Previous investigations of the anatomical basis of the neuropathic-like manifestations in the spinal nerve ligation animal model have shown that the central terminations of the unmyelinated primary afferents of L5 spinal nerve are not restricted to the corresponding L5 spinal segment, and rather extend to two spinal segments rostrally and one segment caudally where they intermingle with primary afferents of the adjacent L4 spinal nerve. The aim of the present study was to investigate the neurochemical changes in the dorsal horn of the spinal cord and DRGs after L5 nerve injury in rats. In the first experiment, the right L5 nerve was ligated and sectioned for 14 days, and isolectin B4 (IB4, a tracer for unmyelinated primary afferents) was injected into the left L5 nerve. The results showed that the vasoactive intestinal peptide (VIP) was up-regulated in laminae I-II of L3-L6 spinal segments on the right side in exactly the same areas where IB4 labelled terminals were revealed on the left side. In the second experiment, L5 was ligated and sectioned and the spinal cord and DRGs were stained immunocytochemically with antibodies raised against various peptides known to be involved in pain transmission and hyperalgesia. The results showed that L5 nerve lesion caused down-regulation of substance P, calcitonin-gene related peptide and IB4 binding and up-regulation of neuropeptide Y and neurokinin-1 receptor in the dorsal horn of L4 and L5 spinal segments. Similar neurochemical changes were observed only in the corresponding L5 DRG with minimal effects observed in L3, L4 and L6 DRGs.

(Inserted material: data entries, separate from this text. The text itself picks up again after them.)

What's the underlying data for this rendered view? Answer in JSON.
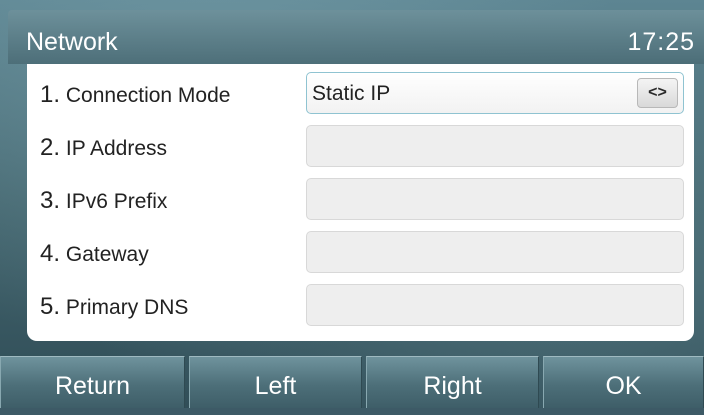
{
  "header": {
    "title": "Network",
    "time": "17:25"
  },
  "rows": [
    {
      "number": "1.",
      "label": "Connection Mode",
      "value": "Static IP"
    },
    {
      "number": "2.",
      "label": "IP Address",
      "value": ""
    },
    {
      "number": "3.",
      "label": "IPv6 Prefix",
      "value": ""
    },
    {
      "number": "4.",
      "label": "Gateway",
      "value": ""
    },
    {
      "number": "5.",
      "label": "Primary  DNS",
      "value": ""
    }
  ],
  "toggle": {
    "glyph": "<>",
    "icon": "left-right-switch-icon"
  },
  "softkeys": [
    "Return",
    "Left",
    "Right",
    "OK"
  ],
  "colors": {
    "panel": "#ffffff",
    "active_border": "#8fc3d1",
    "background": "#44666f"
  }
}
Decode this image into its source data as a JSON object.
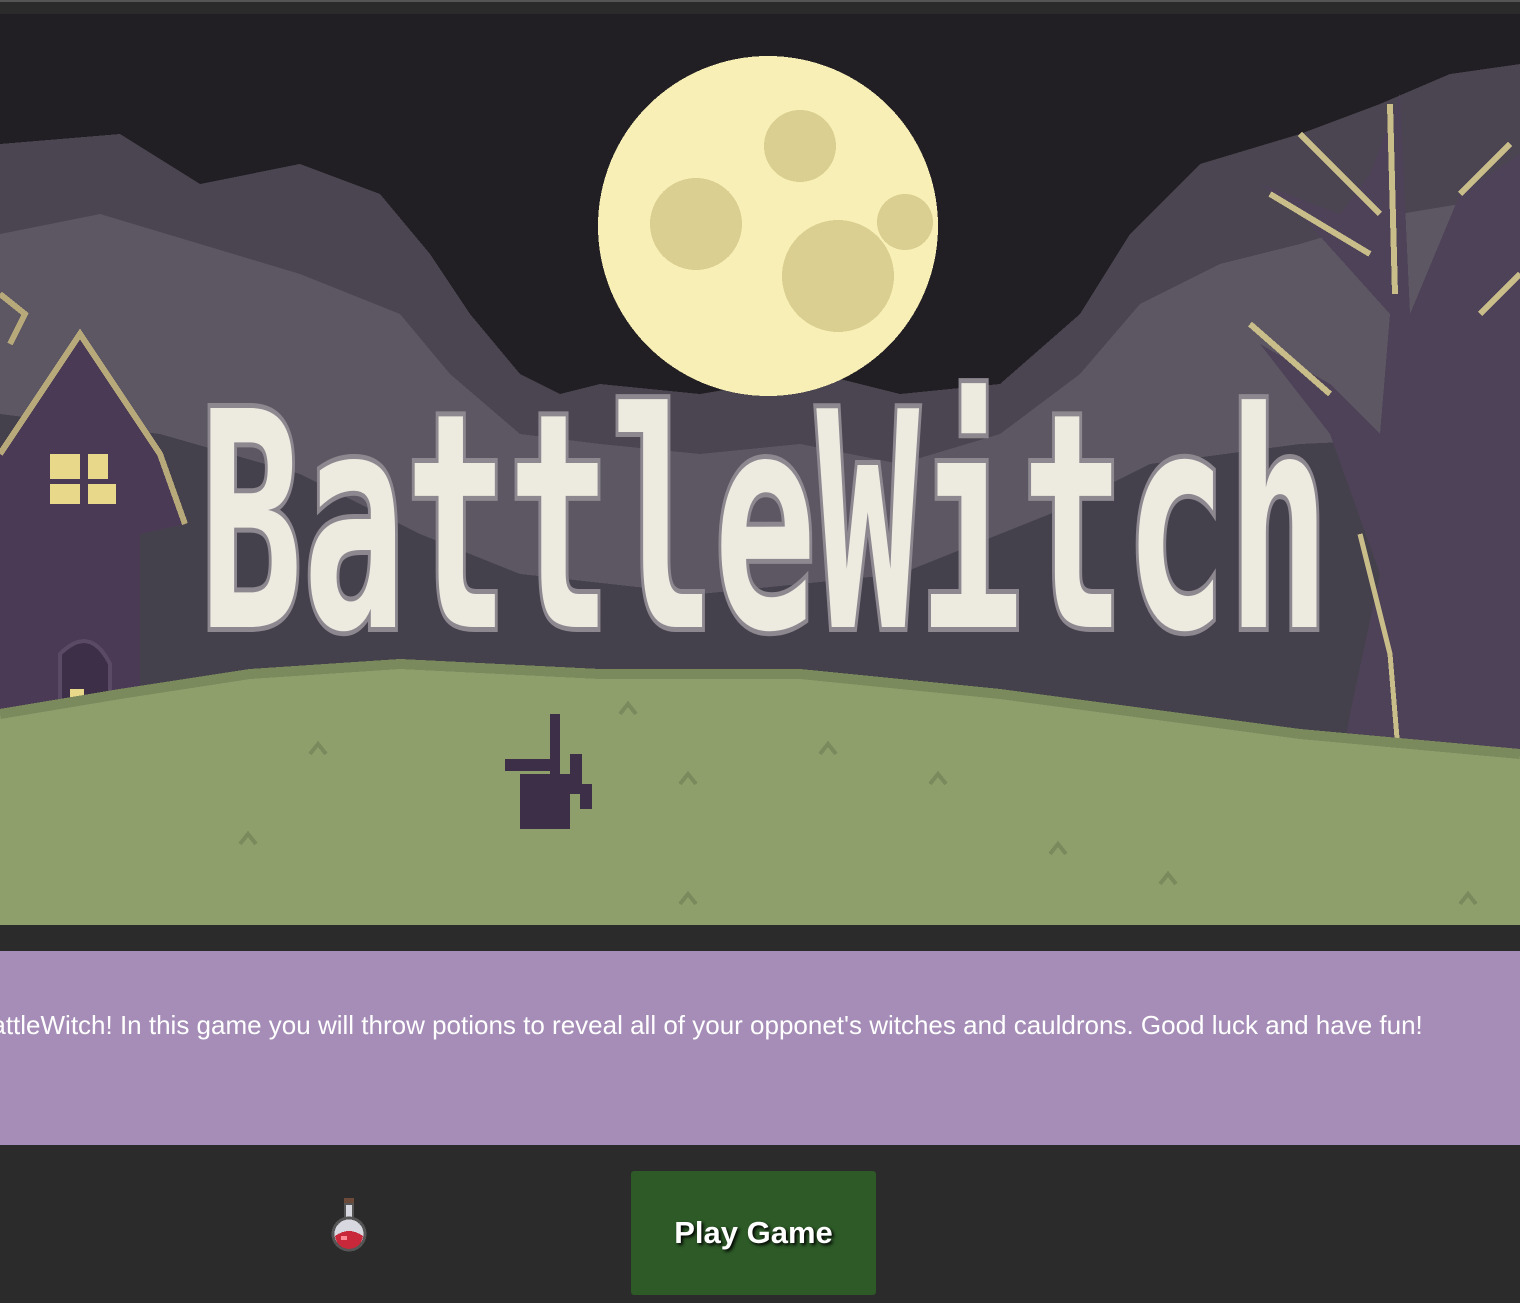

Although, L5 nerve injury caused an up-regulation in NPY, no change in SP and CGRP immunoreactivity was observed in ipsilateral garcile nucleus. These neuroplastic changes in the dorsal horn of the spinal cord, in the adjacent uninjured territories of the central terminations of the adjacent uninjured nerves, might explain the mechanism of hyperalgesia after peripheral nerve injury.